El encanto del antihéroe

Dallas Buyers Club demuestra que es mucho más que un par de actores que adelgazan para un papel, es una inspiradora historia de un luchador que está lleno de vida

Muchos hablan de la transformación impresionante del cuerpo de Matthew McConaughey para Dallas Buyers Club, pero sin dudas eso no es lo más impactante de su trabajo interpretando a Ron Woodroof. Si bien adelgazar 22 kilos para un rol es algo más que meritorio, la total compenetración con la historia –real- del personaje a quien interpreta es lo que merece más aplausos.

McConaughey encarna a un típico cowboy tejano, amante del rodeo, macho, adicto al sexo –con mujeres claro-, homofóbico y adicto a la cocaína. Un día, después de desmayarse y haber sido llevado al hospital, es diagnosticado con sida con una esperanza de vida de 30 días. Como es esperable Ron entra en una etapa de negación –el HIV era “cosa de gays” en esa época, los setenta. De a poco el vaquero comienza a aceptar su condición y empieza a comprarle AZT (una droga usada para combatir la enfermedad) a un enfermero del hospital, ya que el medicamento estaba en periodo de prueba. A partir de allí, Ron se va metiendo más en el tema, a investigar y a recabar la relativamente poca información que existía. Decide que el AZT le trae más problemas que beneficios y empieza a contrabandear desde Méjico otras drogas, no permitidas en Estados Unidos, para poder tratar el Sida a su manera, sin doctores que lo obliguen a tomar nada.

Después de ver la desesperación de los enfermos, Ron encuentra una oportunidad de mercado: la venta de esos medicamentos no aprobados a otros pacientes de SIDA. Conoce a Rayon, un transexual con muchas conexiones, y juntos abren el “Dallas buyers club” (Club de compradores de Dallas). De todos modos, la relación con Rayon no es algo fácil, en un principio ni siquiera quiere acercársele porque su homofobia se lo impide, pero derriba de a poco los prejuicios y terminan entablando una compleja amistad que incluso lo lleva a enfrentarse a sus antiguos amigos.

El personaje del transexual, que es interpretado de forma espectacular y desgarradora por Jared Leto, es uno de los grandes valores de la película y pide a gritos más pantalla, porque las veces que aparece son excelentes. Lo único medianamente criticable es que le cuesta escapar un poco al estereotipo de “travesti conflictuado e inestable”, pero eso parece ser consecuencia de lo poco que aparece en la película como poder profundizar más en sus deseos y necesidades. El filme en general está demasiado centrado en Woodroof y se extraña un poco más de contexto más allá de algunos titulares de diarios: ¿qué pasaba en otros estados? ¿cuánto se sabía de la enfermedad en el mundo? ¿se discriminaba a los enfermos?, son algunas de las preguntas que quedan en el aire.

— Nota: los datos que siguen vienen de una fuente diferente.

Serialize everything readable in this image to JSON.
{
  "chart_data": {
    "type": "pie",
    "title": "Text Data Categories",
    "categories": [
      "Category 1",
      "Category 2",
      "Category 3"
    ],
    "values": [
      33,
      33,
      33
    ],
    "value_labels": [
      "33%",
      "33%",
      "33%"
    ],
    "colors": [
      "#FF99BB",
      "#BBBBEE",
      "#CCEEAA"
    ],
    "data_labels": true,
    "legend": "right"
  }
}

Más allá de ese pequeño desacierto, Dallas Buyers Club es una muy buena  película, que tiene actuaciones destacables –la de Jennifer Garner como doctora no es una de ellas -. El personaje de antihéroe –luego eximido- que interpreta McConaughey  es muy atractivo y querible, lo que es una sorpresa para quienes pensaban que el actor pertenecía solo al cine ultracomercial y vacío. Es un filme que podría caer fácilmente en el drama depresivo y en el abuso del recurso de “dar pena”, pero sin embargo está llena de vida. El impulso vital de Ron Woodroof, sus ganas de seguir adelante, su disimulada nobleza y su viveza criolla son realmente inspiradoras y sin dudas es una historia que merecía ser contada. Pero, tal vez, el mayor acierto es que Woodroof es presentado como lo que es y no como un santo, es redimido pero no es presentado como un héroe.